Der Ersatz des Privatisierungsministeriums durch ein neu geschaffenes Schatzamt-Ministerium am 1.10. 1996 war der Startschuß für ein groß angelegtes Projekt zur Rationalisierung und Straffung der polnischen Zentralverwaltung und ihrer Anpassung an die Zeiten der modernen Marktwirtschaft.

Bis jetzt arbeitete die Regierung eher als loser Verbund von Ministerien, die sich weniger mit Regieren als mit Verwalten beschäftigten. Ihre Koordination war beschränkt, ihre Vollmachten und Verantwortlichkeiten überlappten sich. Politische Funktionen waren nicht klar von solchen der Verwaltung getrennt. Mit der Reform sollen die Regierungskompetenz wie auch die Rolle des Premierministers gestärkt und die Wirtschaftsverwaltung den Forderungen nach Deregulierung, Entstaatlichung und modernisierter Wirtschaftsgesetzgebung angepaßt werden.

Ein dem Premierminister direkt unterstelltes neues "Kabinettsamt" soll, nach Art des deutschen Kanzleramtes, die Arbeit der Ministerien koordinieren und damit zur Effizienzsteigerung der Regierung beitragen. Die Geheimdienste werden dem Premierminister unterstellt. Minister sollen in Zukunft Entscheidungen der Regierung nach außen vertreten. Damit soll die bisher übliche Praxis der Kritik von Ministern an Regierungsbeschlüssen aber auch die Wiederholung der „Oleksy-Affäre" ausgeschlossen werden, in der ein Innenminister auf Einladung des Staatspräsidenten Spionagevorwürfe gegen seinen Premierminister erheben konnte.

Die Einführung eines Schatzamtes bezweckt die Trennung von Verwaltung und Wirtschafts- bzw. Finanzpolitik. Das Ministerium erhält die Verwaltungsfunktion von Staatseigentum aus siebzig unterschiedlichen Stellen, Ministerien und Wojewodschaften. Nach der neuen Philosophie sollen Ministerien in erster Linie strategische, koordinierende Aufgaben und die Vorbereitung legislativer Prozesse wahrnehmen, dafür von unmittelbaren Verwaltungs- und Managementaufgaben in staatlichen Unternehmen entlastet werden. In den Ministerien selbst sollen politische und administrative Funktionen klarer getrennt werden. Alle Ministerien erhalten eine standardisierte Organisationsstruktur mit politisch unabhängigen, permanenten Rechts-, Finanz-, Personal- und Informationsabteilungen sowie einer politischen Ebene, die bei Regierungsumbildungen ausgewechselt werden kann.
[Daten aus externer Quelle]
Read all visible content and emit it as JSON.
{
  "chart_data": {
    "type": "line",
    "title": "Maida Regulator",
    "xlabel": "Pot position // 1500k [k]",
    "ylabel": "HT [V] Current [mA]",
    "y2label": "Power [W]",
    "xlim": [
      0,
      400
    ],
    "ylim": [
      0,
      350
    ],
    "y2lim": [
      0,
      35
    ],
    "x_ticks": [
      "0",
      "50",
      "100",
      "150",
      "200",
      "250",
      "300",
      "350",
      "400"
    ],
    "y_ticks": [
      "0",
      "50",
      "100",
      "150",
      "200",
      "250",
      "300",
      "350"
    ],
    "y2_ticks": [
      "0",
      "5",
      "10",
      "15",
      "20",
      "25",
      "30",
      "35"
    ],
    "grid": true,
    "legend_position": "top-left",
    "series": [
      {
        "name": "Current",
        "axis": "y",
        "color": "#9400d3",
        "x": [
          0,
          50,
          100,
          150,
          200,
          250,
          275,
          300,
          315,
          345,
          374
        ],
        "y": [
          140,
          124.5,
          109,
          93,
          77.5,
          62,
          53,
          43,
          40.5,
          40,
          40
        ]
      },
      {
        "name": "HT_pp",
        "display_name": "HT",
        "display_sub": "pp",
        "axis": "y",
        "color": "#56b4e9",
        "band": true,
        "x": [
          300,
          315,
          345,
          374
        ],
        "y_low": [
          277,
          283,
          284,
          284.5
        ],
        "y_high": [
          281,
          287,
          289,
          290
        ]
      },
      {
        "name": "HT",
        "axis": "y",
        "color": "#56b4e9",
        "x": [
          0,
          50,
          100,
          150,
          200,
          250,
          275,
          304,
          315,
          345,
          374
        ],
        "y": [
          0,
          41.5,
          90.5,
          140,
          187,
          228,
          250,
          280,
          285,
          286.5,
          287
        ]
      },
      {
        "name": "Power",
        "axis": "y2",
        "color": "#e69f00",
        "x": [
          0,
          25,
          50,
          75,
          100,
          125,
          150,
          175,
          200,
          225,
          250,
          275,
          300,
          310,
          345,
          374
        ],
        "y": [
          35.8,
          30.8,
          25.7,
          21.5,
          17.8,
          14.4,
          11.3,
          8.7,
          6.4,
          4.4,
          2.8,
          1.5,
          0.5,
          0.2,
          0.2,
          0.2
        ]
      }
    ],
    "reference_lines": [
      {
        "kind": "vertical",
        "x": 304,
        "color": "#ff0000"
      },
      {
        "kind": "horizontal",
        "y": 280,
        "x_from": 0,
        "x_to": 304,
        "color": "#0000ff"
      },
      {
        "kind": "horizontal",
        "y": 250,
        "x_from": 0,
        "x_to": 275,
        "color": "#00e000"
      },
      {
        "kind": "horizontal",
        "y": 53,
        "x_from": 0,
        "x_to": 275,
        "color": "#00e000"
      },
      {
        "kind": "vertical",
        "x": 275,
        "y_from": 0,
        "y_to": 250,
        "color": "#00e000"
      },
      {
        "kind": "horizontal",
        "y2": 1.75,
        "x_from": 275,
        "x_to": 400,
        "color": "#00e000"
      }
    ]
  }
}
Nach Vollendung der Reform wird das neue Ministerium für Inneres und Verwaltung das mächtigste im Staatsaufbau sein. Es vereinigt Polizei, Regierungsverwaltung inklusive der Aufsicht über die Wojewodschaften, das kommunale Management und den staatlichen Bausektor mit der Zuständigkeit für die Beziehungen zwischen Staat und Kirche, die Feuerwehr, den Grenzschutz sowie für Fragen ethnischer Minderheiten. Zudem ist es zuständig für die Reform der öffentlichen Verwaltung und eine - angesehene - Verwaltungsakademie.

Auch von Oppositionsseite wird das Reformpaket als großer Schritt hin zu einer effizienteren Regierungsarbeit begrüßt. Es scheint so, daß es der erste und wahrscheinlich einzige große Reformerfolg der Regierung Cimoszewicz sein wird.

Dieser ist um so wichtiger, als die beabsichtigten Prozesse der Dezentralisierung, Einführung von Kreisen und Reduzierung der Wojewodschaften von derzeit 49 auf 19 oder 12 vor den Wahlen nicht gegen die PSL durchgesetzt werden können.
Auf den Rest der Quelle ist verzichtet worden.